En el primero de los casos él permanece contigo, y en el segundo de los casos él se lleva lo tuyo. Tú recibe, acoge, y ofrece. Y generalmente cuando ofrecemos algo esperamos la respuesta, el agradecimiento, la sonrisa, las buenas palabras. No. El vestido se lo lleva. 
Es la manera sencilla en que Isaías nos habla de esa gratuidad, tan difícil para nuestro tiempo. Ese vestido se lo lleva, no me deja nada. Yo se lo he dado. Sin embargo, con frecuencia, nosotros solemos esperar algo: Una sonrisa, un agradecimiento, que nos haga otro favor, que nos dé también algo, que nos atienda cuando necesitamos algo. 
No, el profeta es simple: El se lleva lo tuyo. No te va a dejar nada de lo que tú le has dado y no te va a dar nada a cambio, porque tú tampoco lo deseas, porque tú tampoco lo vas a esperar, y tampoco lo esperas.

Y termina: «No te cierres a tu propia carne». 

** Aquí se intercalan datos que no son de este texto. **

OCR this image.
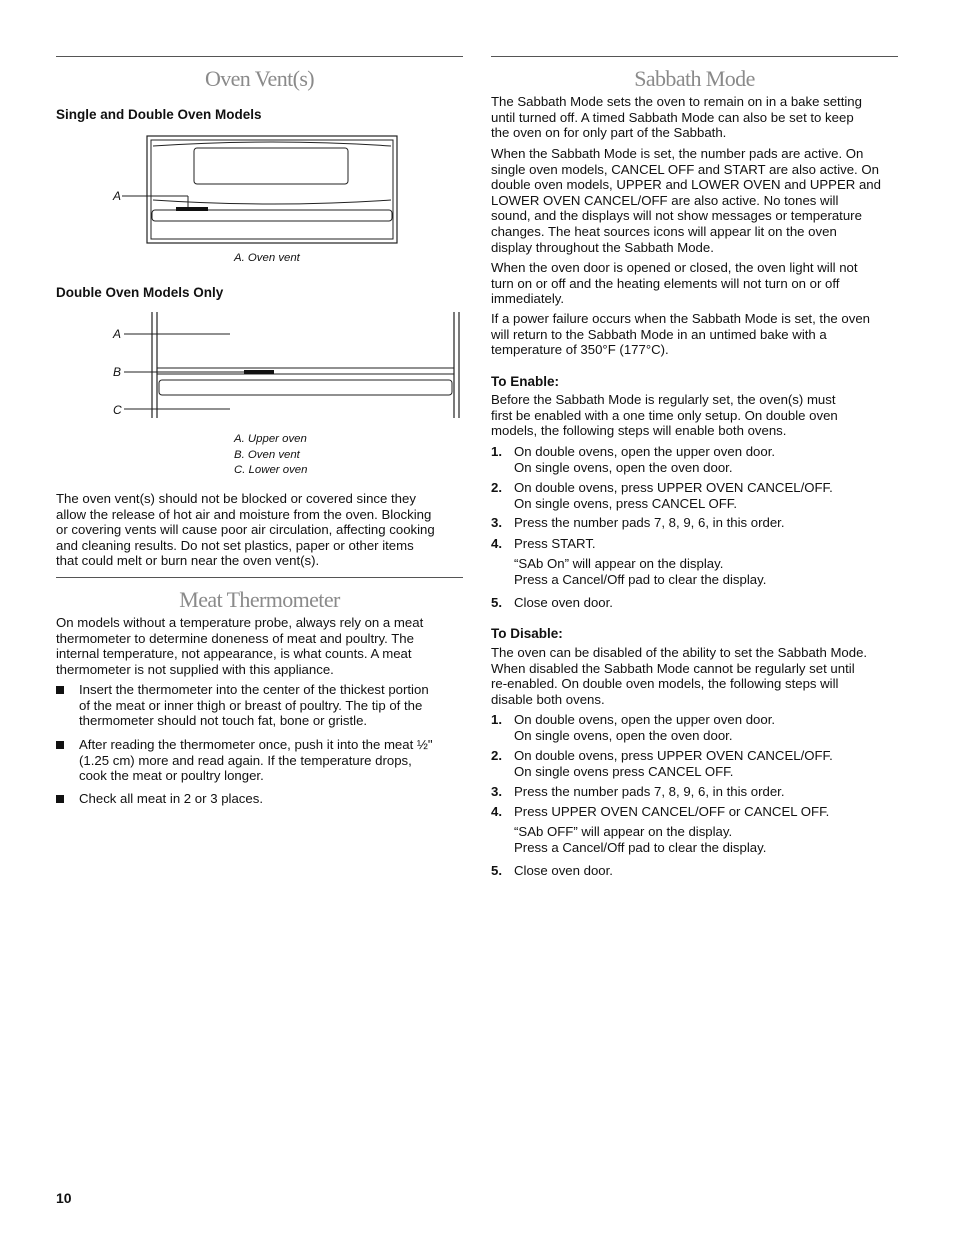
Oven Vent(s)
Single and Double Oven Models
A
A. Oven vent
Double Oven Models Only
A
B
C
A. Upper oven
B. Oven vent
C. Lower oven
The oven vent(s) should not be blocked or covered since they
allow the release of hot air and moisture from the oven. Blocking
or covering vents will cause poor air circulation, affecting cooking
and cleaning results. Do not set plastics, paper or other items
that could melt or burn near the oven vent(s).
Meat Thermometer
On models without a temperature probe, always rely on a meat
thermometer to determine doneness of meat and poultry. The
internal temperature, not appearance, is what counts. A meat
thermometer is not supplied with this appliance.
Insert the thermometer into the center of the thickest portion
of the meat or inner thigh or breast of poultry. The tip of the
thermometer should not touch fat, bone or gristle.
After reading the thermometer once, push it into the meat ½"
(1.25 cm) more and read again. If the temperature drops,
cook the meat or poultry longer.
Check all meat in 2 or 3 places.
Sabbath Mode
The Sabbath Mode sets the oven to remain on in a bake setting
until turned off. A timed Sabbath Mode can also be set to keep
the oven on for only part of the Sabbath.
When the Sabbath Mode is set, the number pads are active. On
single oven models, CANCEL OFF and START are also active. On
double oven models, UPPER and LOWER OVEN and UPPER and
LOWER OVEN CANCEL/OFF are also active. No tones will
sound, and the displays will not show messages or temperature
changes. The heat sources icons will appear lit on the oven
display throughout the Sabbath Mode.
When the oven door is opened or closed, the oven light will not
turn on or off and the heating elements will not turn on or off
immediately.
If a power failure occurs when the Sabbath Mode is set, the oven
will return to the Sabbath Mode in an untimed bake with a
temperature of 350°F (177°C).
To Enable:
Before the Sabbath Mode is regularly set, the oven(s) must
first be enabled with a one time only setup. On double oven
models, the following steps will enable both ovens.
1. On double ovens, open the upper oven door.
On single ovens, open the oven door.
2. On double ovens, press UPPER OVEN CANCEL/OFF.
On single ovens, press CANCEL OFF.
3. Press the number pads 7, 8, 9, 6, in this order.
4. Press START.
“SAb On” will appear on the display.
Press a Cancel/Off pad to clear the display.
5. Close oven door.
To Disable:
The oven can be disabled of the ability to set the Sabbath Mode.
When disabled the Sabbath Mode cannot be regularly set until
re-enabled. On double oven models, the following steps will
disable both ovens.
1. On double ovens, open the upper oven door.
On single ovens, open the oven door.
2. On double ovens, press UPPER OVEN CANCEL/OFF.
On single ovens press CANCEL OFF.
3. Press the number pads 7, 8, 9, 6, in this order.
4. Press UPPER OVEN CANCEL/OFF or CANCEL OFF.
“SAb OFF” will appear on the display.
Press a Cancel/Off pad to clear the display.
5. Close oven door.
10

Es decir, a fin de cuentas, tu hermano «eres tú, es tu propia carne». Y no está hablando aquí de la carne física, evidentemente. Está hablando de la propia carne en el sentido de pueblo, en el sentido de la familia de Dios, porque -valga la expresión- la misma sangre de Jesús que corre por sus venas y por las tuyas, porque «hemos sido salvados por la sangre del cordero». Mi hermano es mi propia carne, y yo no puedo cerrarme a mi propia carne. «Lo que hagas a uno de estos pequeños a Mi me lo haces» -dirá después Jesús-. «Amaos como Yo os he amado» -dirá también-.
Y el profeta dirá: «No puedes cerrarte a tu propia carne». Es decir, si tú no partes tu pan con el hambriento, si no hospedas a los pobres sin techo, si no vistes al que está desnudo... te cierras a tu propia carne. No serás feliz. Es como si te estuvieras suicidando. Después nos permite contemplar los frutos que produce en nuestra vida semejante actitud. Y nos cantará las excelencias de una vida en Dios, de una vida en Cristo.
Tomemos pues, estas palabras y concluyámoslas con el grito de Jesús en el capitulo cinco de san Mateo: «Vosotros sois luz para el mundo». Es decir, según viváis vosotros, aprenderá a vivir el mundo.
Resulta un poco doloroso en nuestro tiempo estas palabras de Jesús cuando uno las coteja con la realidad existencial, porque cada vez pareciera que hay menos cristianos. En Europa por lo menos sí, constata el Anuario Pontificio del año 2005 que ha habido un gran descenso de católicos en Europa. Entonces qué pasa, ¿Qué no estamos siendo luz para el mundo? Y como no nos ven vivir como dice el Señor, no reproducen, no se sienten atraídos por la vida que Jesús propone. Por ahí podría ir también un poco nuestra reflexión personal.
Pero Jesús nos dice: «Vosotros sois luz para el mundo». El mundo aprenderá a vivir la Palabra de Dios a través de vuestra vida. «Vosotros sois sal para la tierra». Es decir la vida del mundo perderá su sabor, el hombre no será feliz, si no ve en vosotros, si no encuentra en vosotros esa sal para saborear la vida, la naturaleza. Es menester que la encuentre en vosotros porque de la misma manera que una comida sin sazonar suficientemente, no está buena, de la misma manera el hombre no alcanzará la felicidad si no se sazona con la Palabra de Dios hecha vida en vuestras carnes, en vuestros cuerpos, en vuestros corazones. Porque «vosotros sois luz para el mundo». «Vosotros sois sal para la tierra».